Conducting virtual interviews or off-campus interviews in your area is a great way to promote Union and to speak one-on-one with prospective students about the value of a Union education.
If you are new to interviewing or would like a refresher, you may want to start by watching this mock in-person interview.
As an alumni interviewer, you play an important role. Any contact you have with students may affect their opinions about Union. Showing enthusiasm for the College and creating a comfortable environment ensures they will have a favorable impression. To set the stage for an outstanding interview, you need to find a place where you will not be interrupted for 45-60 minutes. After greeting the student, if parents are present, please tell them that once the interview with the student is finished, you will invite them to join the conversation.
- To give the student a favorable impression of Union.
- To get an overall impression of the student, including their interests and passions.
- To help the student recognize why Union might be a good match for them.
Interview Dos and Don'ts:
- Make the student feel comfortable as quickly as possible – be open, positive and encouraging.
- Remember that students are often nervous in interviews, so don't hesitate to ask general questions about academic, extracurricular, and hobby interests in order to 'break the ice'.
- Try to make the interview a conversation rather than a question and answer session.
- Give the student the opportunity to explain any unusual circumstances which may have affected his/her academic performance.

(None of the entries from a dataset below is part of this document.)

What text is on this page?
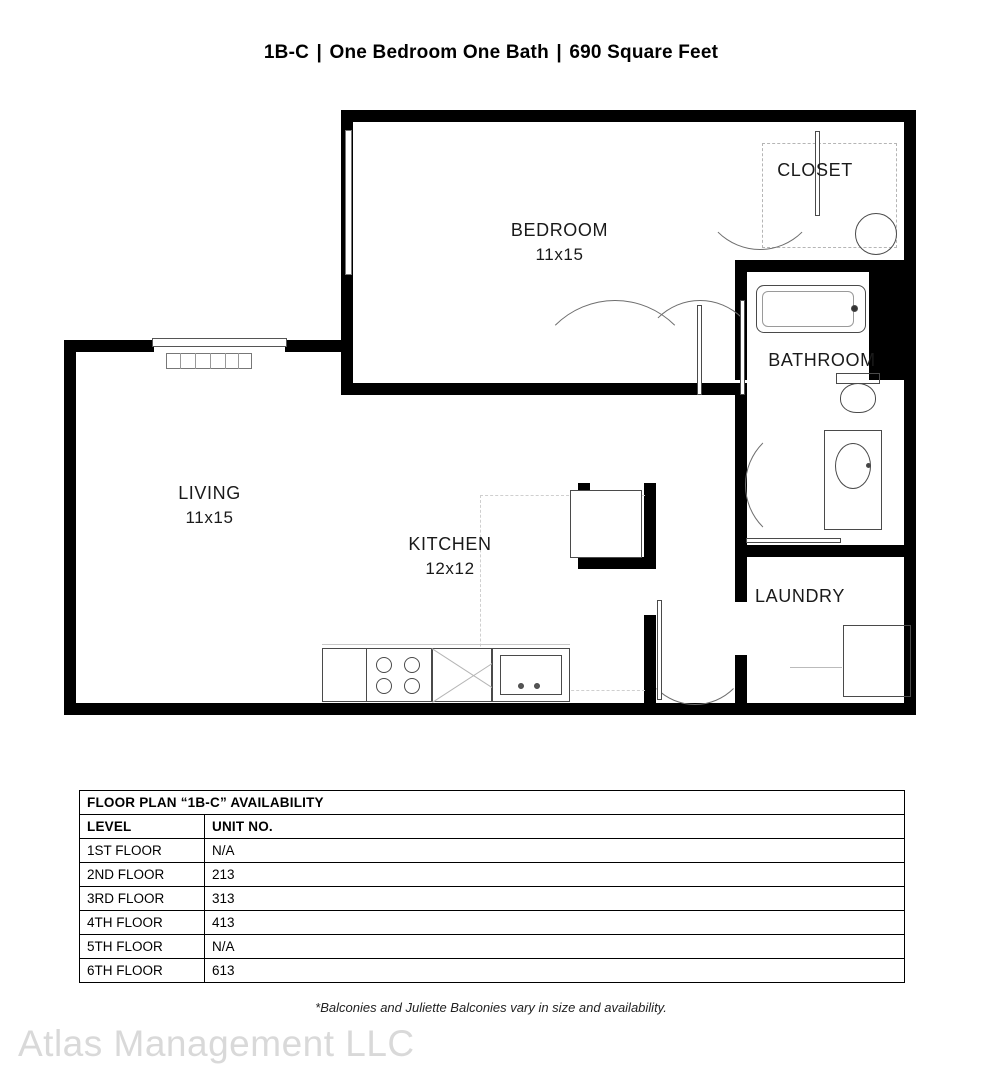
1B-C | One Bedroom One Bath | 690 Square Feet
BEDROOM
11x15
CLOSET
BATHROOM
LIVING
11x15
KITCHEN
12x12
LAUNDRY
FLOOR PLAN “1B-C” AVAILABILITY	
LEVEL	UNIT NO.
1ST FLOOR	N/A
2ND FLOOR	213
3RD FLOOR	313
4TH FLOOR	413
5TH FLOOR	N/A
6TH FLOOR	613
*Balconies and Juliette Balconies vary in size and availability.
Atlas Management LLC
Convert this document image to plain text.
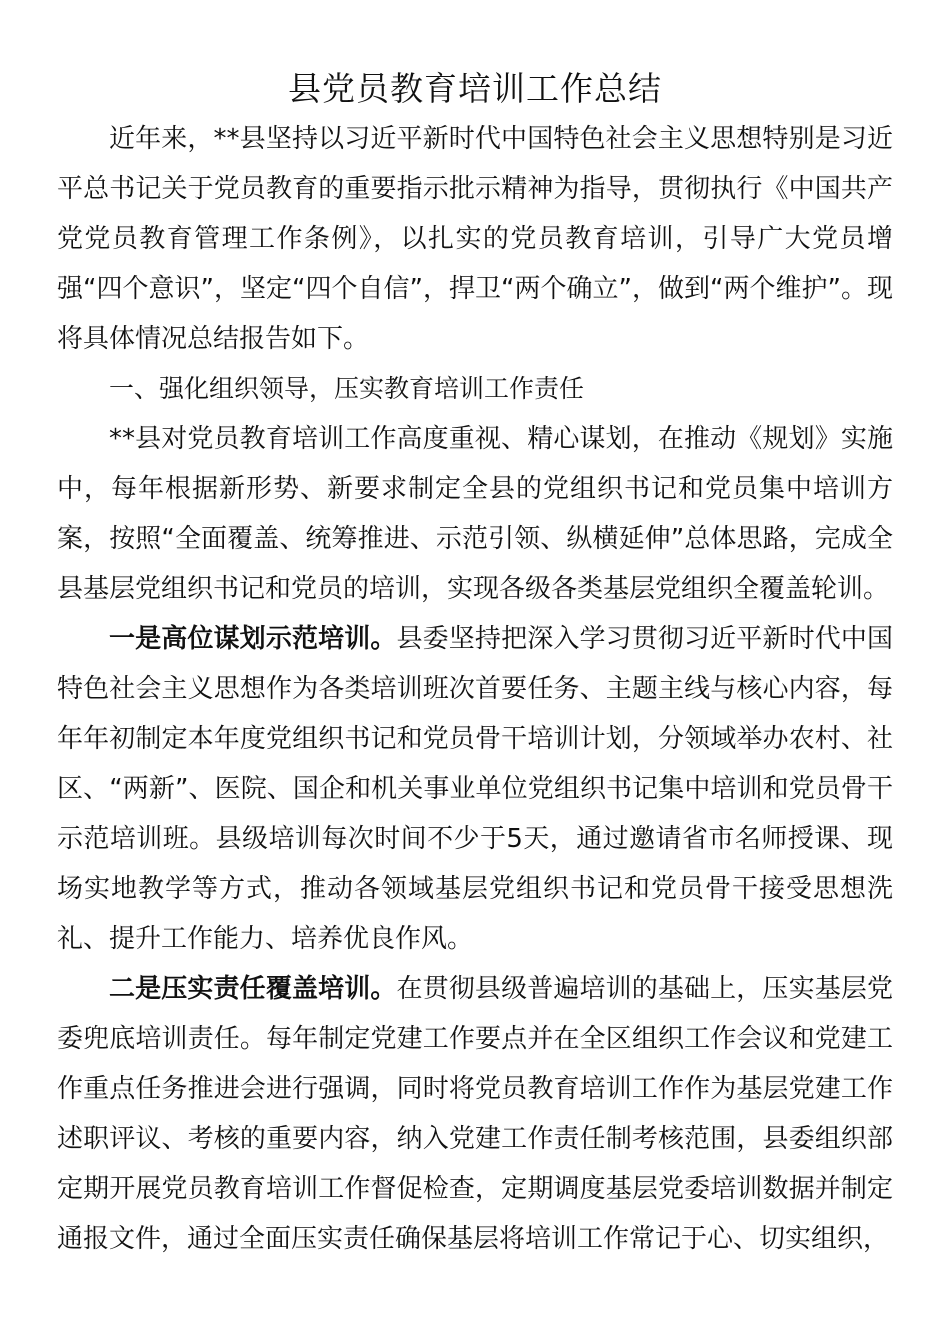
县党员教育培训工作总结

近年来，**县坚持以习近平新时代中国特色社会主义思想特别是习近平总书记关于党员教育的重要指示批示精神为指导，贯彻执行《中国共产党党员教育管理工作条例》，以扎实的党员教育培训，引导广大党员增强“四个意识”，坚定“四个自信”，捍卫“两个确立”，做到“两个维护”。现将具体情况总结报告如下。

一、强化组织领导，压实教育培训工作责任

**县对党员教育培训工作高度重视、精心谋划，在推动《规划》实施中，每年根据新形势、新要求制定全县的党组织书记和党员集中培训方案，按照“全面覆盖、统筹推进、示范引领、纵横延伸”总体思路，完成全县基层党组织书记和党员的培训，实现各级各类基层党组织全覆盖轮训。

一是高位谋划示范培训。县委坚持把深入学习贯彻习近平新时代中国特色社会主义思想作为各类培训班次首要任务、主题主线与核心内容，每年年初制定本年度党组织书记和党员骨干培训计划，分领域举办农村、社区、“两新”、医院、国企和机关事业单位党组织书记集中培训和党员骨干示范培训班。县级培训每次时间不少于5天，通过邀请省市名师授课、现场实地教学等方式，推动各领域基层党组织书记和党员骨干接受思想洗礼、提升工作能力、培养优良作风。

二是压实责任覆盖培训。在贯彻县级普遍培训的基础上，压实基层党委兜底培训责任。每年制定党建工作要点并在全区组织工作会议和党建工作重点任务推进会进行强调，同时将党员教育培训工作作为基层党建工作述职评议、考核的重要内容，纳入党建工作责任制考核范围，县委组织部定期开展党员教育培训工作督促检查，定期调度基层党委培训数据并制定通报文件，通过全面压实责任确保基层将培训工作常记于心、切实组织，
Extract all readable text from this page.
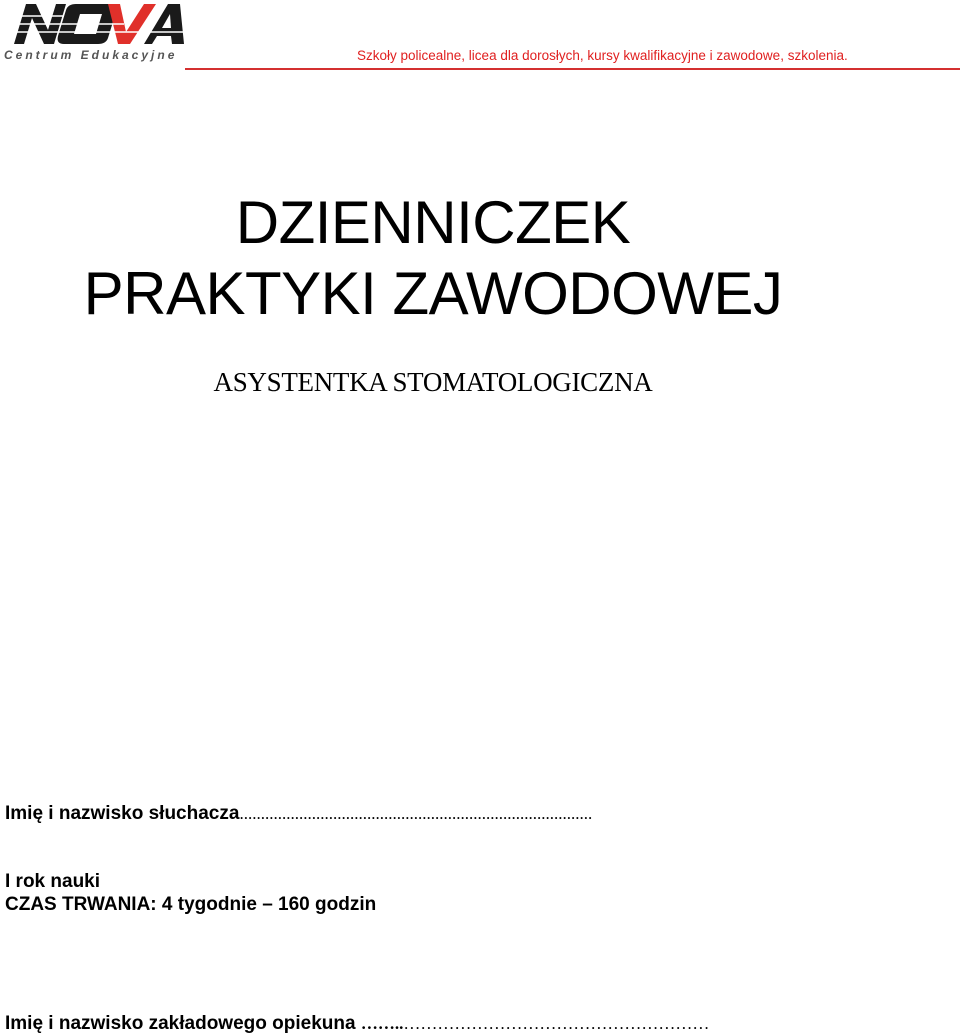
Centrum Edukacyjne	Szkoły policealne, licea dla dorosłych, kursy kwalifikacyjne i zawodowe, szkolenia.
DZIENNICZEK
PRAKTYKI ZAWODOWEJ
ASYSTENTKA STOMATOLOGICZNA
Imię i nazwisko słuchacza...................................................................................
I rok nauki
CZAS TRWANIA: 4 tygodnie – 160 godzin
Imię i nazwisko zakładowego opiekuna ……..………………………………………………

- Try to ask the student a question or two which will really push them to think before they answer.
- Have fun – this is your chance to bring your Union story to life; laugh, smile, enjoy.
- Ask students what other colleges they have visited, are considering or will apply to. Rather, ask what they like about Union.
- Overpower the student with information about your experience at Union, but do share brief accounts of your experience when appropriate throughout the conversation.
- Worry about grades and test scores... it's most important to learn about the student's course of study, extracurricular involvement and interests. However, it's OK if a student offers his/her GPA, test results, transcript, and/or resume (please send these materials to the Admissions Office).
- Ask questions about a student's/family's financial situation. If it is clear that financial aid will be an issue, encourage the student and/or parents to contact our Financial Aid Office at (518)388-6123 or email@example.com.
- Comment on the likelihood of the student being admitted.
- Attempt to answer questions for which you don't know the answer. Instead, send the question to Susie Hanks at firstname.lastname@example.org.
Suggested questions to ask:
College search process
- How did you hear about Union?
- What are the unique aspects of your school: strongest departments, strongest sports teams, arts or music programs, etc.?
- What would you change about your high school?
- What courses are you taking? What courses did you take last year?
- What courses are you taking senior year?
- Which courses have you found most enjoyable? Why?
- Which courses have you found most challenging? Why?
- Do you have a favorite book? Tell me about it.
- Do you have a favorite teacher? Why?
- What would a teacher write about you in a recommendation?
- What would your best friend say about you?
- What motivates you to do well in school?
- How would you like to be remembered by your high school?
Please note that family can sometimes be a sensitive issue and not all families look alike. If you ask a family-related question and the student does not seem comfortable, please respect the student's feelings and pursue another topic of conversation.
- Tell me about your family.
- Who in the student's family is most inspirational to him/her? Why?
- What has the student learned from his/her family? What has the student's family learned from him/her?
Please try to gauge where you see them contributing on Union's campus. Do they have leadership potential? Would they be involved in performing groups? Athletics? Etc.
- How do you spend your time outside of class? What activities are you involved in?
- What activity is most important to you? Why?
- What hobbies do you have?
- What did you do this summer?
- What activities do you want to continue or start in college?
- What would you ask/tell the President (or another notable figure) if you were given an hour alone with him/her?
- If you were handed $100 million, how would you want to spend it?
- Do you have any heroes/heroines? Why are they important?
- What is your proudest moment?
Concluding the interview
- Is there is anything else you would like to discuss? What questions do you have for me about Union?
Please provide the student with your phone number and/or email address, and encourage follow-up questions if they arise. Thank the student for coming and for his/her interest in Union, and ask accompanying parents if they have questions before departing.
- Provide specific examples about the student to make your points.
- Give overall impressions.
- How do you see this student contributing to Union's campus? How might they benefit from the opportunities at Union?